After years of trying to make peace, the wars they had to fight, being attacked by their enemies, and still being attacked, and finally after years of running into bomb shelters and having hundreds of civilians killed by suicide bombers, civilians being killed in their sleep, stabbed to pieces, finding enough is enough and finally retaliating, instead of my peers sticking up for the only democratic country in that region, they go and take out poison letters against them.

A few days after the first letter came out, both Bardem and Cruz clarified their statements. "While I was critical of the Israeli military response, I have great respect for the people of Israel and deep compassion for their losses," Bardem said in a statement on Thursday. "I am now being labeled by some as anti-Semitic, as is my wife — which is the antithesis of who we are as human beings. We detest anti-Semitism as much as we detest the horrible and painful consequences of war."

Voight has long been vocal about his support for Israel, and this isn't the first time he's put out an open letter in response to celebrities criticizing the country. In 2009, Jane Fonda and others signed an online petition in support of the director John Greyson, who threatened to pull his movie from the Toronto Film Festival if there was a special city spotlight on Tel Aviv. Voight put out a letter of his own:

"Jane Fonda's whole idea of the 'poor Palestinians,' and 'look how many Palestinians the Israelis killed in Gaza,' is misconstrued. Does she not remember what actually took place in Gaza? Did Israel not give the Palestinians of Gaza the hope that there could be peace? In response, did Hamas not launch rockets from Gaza into Israel, killing many innocent people?" Voight wrote. "This seems to me to be another one of Jane Fonda's misplaced 'patriotic' duties toward the wrong people. I was in Israel. I saw the rockets coming down on Sderot, and visited many families who lost their loved ones. How long can a democratic country keep from defending itself? Time and again, [Israel] offered the Palestinians land. They always refused."

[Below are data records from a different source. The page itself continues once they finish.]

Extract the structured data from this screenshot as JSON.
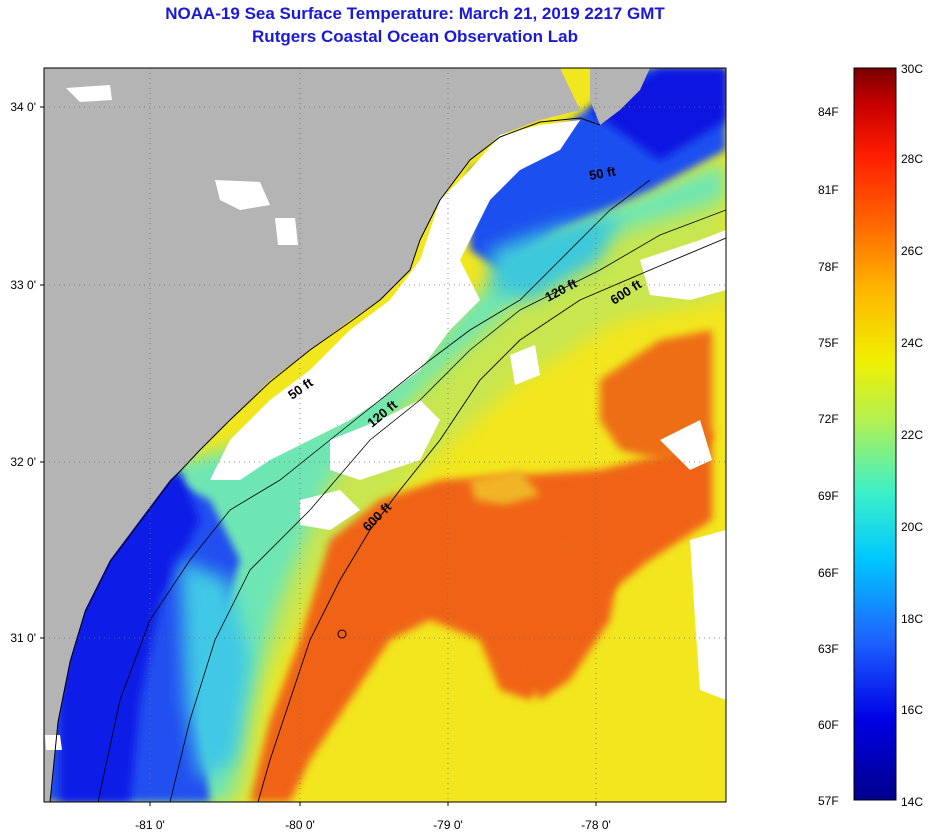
{
  "header": {
    "title": "NOAA-19 Sea Surface Temperature:  March 21, 2019 2217 GMT",
    "subtitle": "Rutgers Coastal Ocean Observation Lab"
  },
  "map": {
    "lat_labels": [
      "34 0'",
      "33 0'",
      "32 0'",
      "31 0'"
    ],
    "lon_labels": [
      "-81 0'",
      "-80 0'",
      "-79 0'",
      "-78 0'"
    ],
    "contour_labels": [
      "50 ft",
      "120 ft",
      "600 ft",
      "50 ft",
      "120 ft",
      "600 ft"
    ],
    "colors": {
      "land": "#b4b4b4",
      "cloud": "#ffffff",
      "cold": "#0a1ee6",
      "warm": "#f06414"
    }
  },
  "colorbar": {
    "fahrenheit": [
      "84F",
      "81F",
      "78F",
      "75F",
      "72F",
      "69F",
      "66F",
      "63F",
      "60F",
      "57F"
    ],
    "celsius": [
      "30C",
      "28C",
      "26C",
      "24C",
      "22C",
      "20C",
      "18C",
      "16C",
      "14C"
    ]
  }
}
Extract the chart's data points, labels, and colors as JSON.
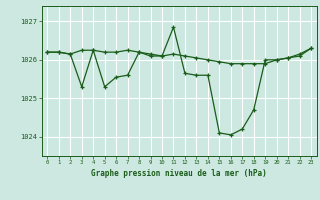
{
  "title": "Graphe pression niveau de la mer (hPa)",
  "bg_color": "#cce8e0",
  "plot_bg_color": "#cce8e0",
  "grid_color": "#ffffff",
  "line_color": "#1a5c1a",
  "marker_color": "#1a5c1a",
  "xlim": [
    -0.5,
    23.5
  ],
  "ylim": [
    1023.5,
    1027.4
  ],
  "yticks": [
    1024,
    1025,
    1026,
    1027
  ],
  "xticks": [
    0,
    1,
    2,
    3,
    4,
    5,
    6,
    7,
    8,
    9,
    10,
    11,
    12,
    13,
    14,
    15,
    16,
    17,
    18,
    19,
    20,
    21,
    22,
    23
  ],
  "series1_x": [
    0,
    1,
    2,
    3,
    4,
    5,
    6,
    7,
    8,
    9,
    10,
    11,
    12,
    13,
    14,
    15,
    16,
    17,
    18,
    19,
    20,
    21,
    22,
    23
  ],
  "series1_y": [
    1026.2,
    1026.2,
    1026.15,
    1026.25,
    1026.25,
    1026.2,
    1026.2,
    1026.25,
    1026.2,
    1026.15,
    1026.1,
    1026.15,
    1026.1,
    1026.05,
    1026.0,
    1025.95,
    1025.9,
    1025.9,
    1025.9,
    1025.9,
    1026.0,
    1026.05,
    1026.15,
    1026.3
  ],
  "series2_x": [
    0,
    1,
    2,
    3,
    4,
    5,
    6,
    7,
    8,
    9,
    10,
    11,
    12,
    13,
    14,
    15,
    16,
    17,
    18,
    19,
    20,
    21,
    22,
    23
  ],
  "series2_y": [
    1026.2,
    1026.2,
    1026.15,
    1025.3,
    1026.25,
    1025.3,
    1025.55,
    1025.6,
    1026.2,
    1026.1,
    1026.1,
    1026.85,
    1025.65,
    1025.6,
    1025.6,
    1024.1,
    1024.05,
    1024.2,
    1024.7,
    1026.0,
    1026.0,
    1026.05,
    1026.1,
    1026.3
  ]
}
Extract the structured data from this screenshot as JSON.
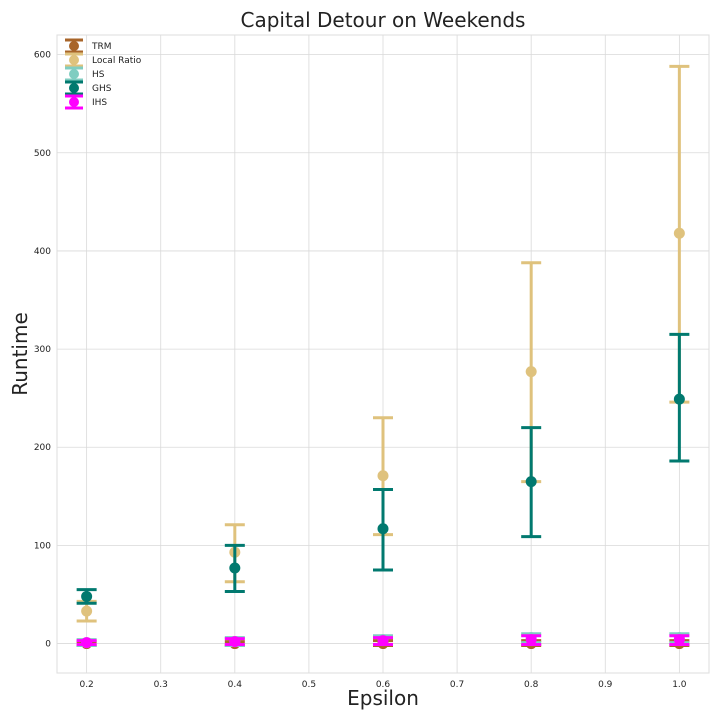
{
  "chart_data": {
    "type": "scatter",
    "title": "Capital Detour on Weekends",
    "xlabel": "Epsilon",
    "ylabel": "Runtime",
    "xlim": [
      0.16,
      1.04
    ],
    "ylim": [
      -30,
      620
    ],
    "x_ticks": [
      0.2,
      0.3,
      0.4,
      0.5,
      0.6,
      0.7,
      0.8,
      0.9,
      1.0
    ],
    "x_tick_labels": [
      "0.2",
      "0.3",
      "0.4",
      "0.5",
      "0.6",
      "0.7",
      "0.8",
      "0.9",
      "1.0"
    ],
    "y_ticks": [
      0,
      100,
      200,
      300,
      400,
      500,
      600
    ],
    "y_tick_labels": [
      "0",
      "100",
      "200",
      "300",
      "400",
      "500",
      "600"
    ],
    "grid": true,
    "legend_position": "top-left",
    "x": [
      0.2,
      0.4,
      0.6,
      0.8,
      1.0
    ],
    "series": [
      {
        "name": "TRM",
        "color": "#a8652a",
        "values": [
          0,
          0,
          0,
          0,
          0
        ],
        "lower": [
          -2,
          -2,
          -2,
          -2,
          -2
        ],
        "upper": [
          2,
          2,
          3,
          3,
          3
        ]
      },
      {
        "name": "Local Ratio",
        "color": "#dfc27d",
        "values": [
          33,
          93,
          171,
          277,
          418
        ],
        "lower": [
          23,
          63,
          111,
          165,
          246
        ],
        "upper": [
          43,
          121,
          230,
          388,
          588
        ]
      },
      {
        "name": "HS",
        "color": "#80cdc1",
        "values": [
          1,
          2,
          4,
          6,
          6
        ],
        "lower": [
          -2,
          -2,
          -1,
          1,
          1
        ],
        "upper": [
          4,
          6,
          8,
          10,
          10
        ]
      },
      {
        "name": "GHS",
        "color": "#01796f",
        "values": [
          48,
          77,
          117,
          165,
          249
        ],
        "lower": [
          41,
          53,
          75,
          109,
          186
        ],
        "upper": [
          55,
          100,
          157,
          220,
          315
        ]
      },
      {
        "name": "IHS",
        "color": "#ff00ff",
        "values": [
          1,
          2,
          3,
          4,
          4
        ],
        "lower": [
          -1,
          -1,
          -1,
          -1,
          -1
        ],
        "upper": [
          3,
          5,
          6,
          8,
          8
        ]
      }
    ]
  }
}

Of course, no amount of celebrity intervention is going to bring peace, which Voight, Bardem and Cruz all say is the goal. Rihanna and Dwight Howard made waves recently for tweeting pro-Palestinian sentiments. But, as is usually the case, it seems Jon Stewart is the most level-headed figure. 

"Look, obviously there are many strong opinions on this," Stewart said on the Daily Show last week. "But just merely mentioning Israel or questioning in any way the effectiveness or humanity of Israel's policies is not the same thing as being pro-Hamas."